E lo sono talmente, invidiosi, che vorrebbero che il consumo di carne e derivati fosse vietato a tutti.
Dar retta ai vegani significa buttare alle ortiche alcune centinaia di migliaia di anni di evoluzione umana ed iniziare un percorso a ritroso.
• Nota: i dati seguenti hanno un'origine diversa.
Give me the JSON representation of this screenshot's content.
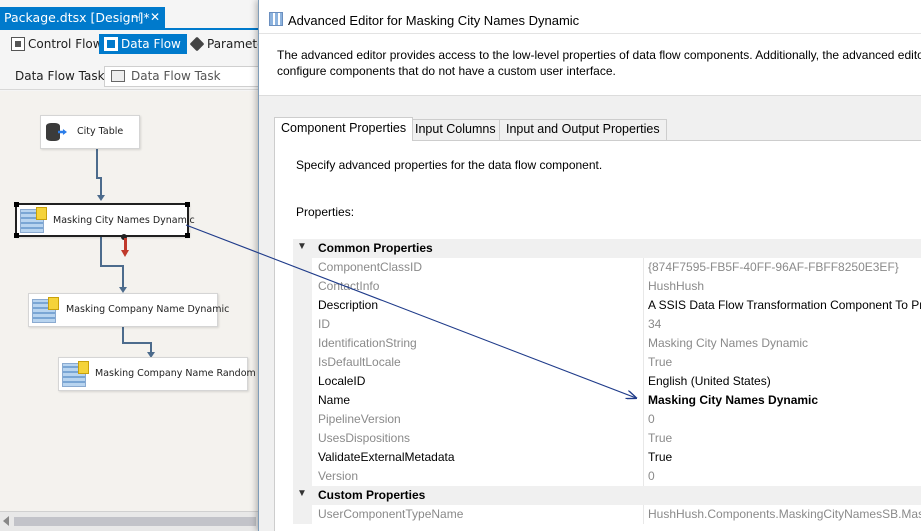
{
  "designer": {
    "doc_tab": {
      "title": "Package.dtsx [Design]*",
      "pin_glyph": "⊣",
      "close_glyph": "✕"
    },
    "tabs": [
      {
        "label": "Control Flow",
        "icon": "control-flow-icon"
      },
      {
        "label": "Data Flow",
        "icon": "data-flow-icon"
      },
      {
        "label": "Parameters",
        "icon": "parameters-icon"
      }
    ],
    "task_label": "Data Flow Task:",
    "task_value": "Data Flow Task",
    "nodes": [
      {
        "label": "City Table",
        "icon": "database-source-icon"
      },
      {
        "label": "Masking City Names Dynamic",
        "icon": "masking-component-icon"
      },
      {
        "label": "Masking Company Name Dynamic",
        "icon": "masking-component-icon"
      },
      {
        "label": "Masking Company Name Random",
        "icon": "masking-component-icon"
      }
    ]
  },
  "dialog": {
    "title": "Advanced Editor for Masking City Names Dynamic",
    "header_line1": "The advanced editor provides access to the low-level properties of data flow components. Additionally, the advanced editor can",
    "header_line2": "configure components that do not have a custom user interface.",
    "tabs": [
      "Component Properties",
      "Input Columns",
      "Input and Output Properties"
    ],
    "active_tab": "Component Properties",
    "panel_description": "Specify advanced properties for the data flow component.",
    "properties_label": "Properties:",
    "categories": [
      {
        "label": "Common Properties",
        "toggle": "▼",
        "rows": [
          {
            "name": "ComponentClassID",
            "value": "{874F7595-FB5F-40FF-96AF-FBFF8250E3EF}",
            "readonly": true
          },
          {
            "name": "ContactInfo",
            "value": "HushHush",
            "readonly": true
          },
          {
            "name": "Description",
            "value": "A SSIS Data Flow Transformation Component To Process Data Masking",
            "readonly": false
          },
          {
            "name": "ID",
            "value": "34",
            "readonly": true
          },
          {
            "name": "IdentificationString",
            "value": "Masking City Names Dynamic",
            "readonly": true
          },
          {
            "name": "IsDefaultLocale",
            "value": "True",
            "readonly": true
          },
          {
            "name": "LocaleID",
            "value": "English (United States)",
            "readonly": false
          },
          {
            "name": "Name",
            "value": "Masking City Names Dynamic",
            "readonly": false,
            "bold_value": true
          },
          {
            "name": "PipelineVersion",
            "value": "0",
            "readonly": true
          },
          {
            "name": "UsesDispositions",
            "value": "True",
            "readonly": true
          },
          {
            "name": "ValidateExternalMetadata",
            "value": "True",
            "readonly": false
          },
          {
            "name": "Version",
            "value": "0",
            "readonly": true
          }
        ]
      },
      {
        "label": "Custom Properties",
        "toggle": "▼",
        "rows": [
          {
            "name": "UserComponentTypeName",
            "value": "HushHush.Components.MaskingCityNamesSB.MaskingCityNamesSB",
            "readonly": true
          }
        ]
      }
    ]
  }
}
Queste scelte di solito la Natura le punisce severamente, leggasi estinzione.

da MarioP  07/08/2017

Re: L'invidia vegana e l'industria alimentare

BRAVA LA CINZIA. QUANDO AFFRONTAUN ARGOMENTO LO FA CON UNA VISIONE D'INSIEME CHE DENOTA UNA PROFONDA CULTURA E UNA GRANDE SENSIBILITA'. COSA CHE DA' A QUESTO PORTALE CARATTERISTICHE UNICHE NEL NOVERO DI QUELLI DEDICATI ALLA CACCIA. NONS AREBBE MALE CHE NE TENESSERO CONTO TUTTI COLORO CHE PRETENDONO DI RAPPRESENTARE UNA FONTE DI CULTURA VENATORIA. TANTO PIÙ I SAPUTELLI, MARCHIGIANI O FRIULANI CHE SIANO, TANTO PER DIRE. LA CACCIA HA BISOGNO DI ELEVATE DOTI ETICHE, DI CONOSCENZE NON ESCLUSIVAMENTE SPECIFICHE, DI CAPACITA' DI COMUNICAZIONE CHE RIESCA A PORTARE IL VERBO, OLTRE CHE IN CASA PROPRIA, ANCHE NEI SANTUARI DELLE "CIVILTA" CONTEMPORANEE.

da UMBERTO  21/07/2017

Re: L'invidia vegana e l'industria alimentare

Cinzia fatti i fatti tuoi. Lasciali nelle loro ignoranza e con le loro leccornie e ti accorgerai che tra qualche anno ne avremo molti meno che andranno contro la caccia. Un abbraccio

da onnivoro  20/07/2017

Re: L'invidia vegana e l'industria alimentare

Sempre estremamente efficace, Cinzia! L'utilizzo di termini mediati da altre situazioni più accattivanti è ampiamente diffuso in questa umanità, che ha demandato totalmente a pochi manipolatori l'utilizzo delle propria connessioni neuronali. Potremmo fare lunghi e tediosi riferimenti. Il rischio, o la consapevolezza se volete, è che, in un futuro non tanto lontano, il loro barbecue col "muscolo di grano", alcuni lo andranno a mangiare, con i propri pargoli, in un rassicurante "parco eolico"!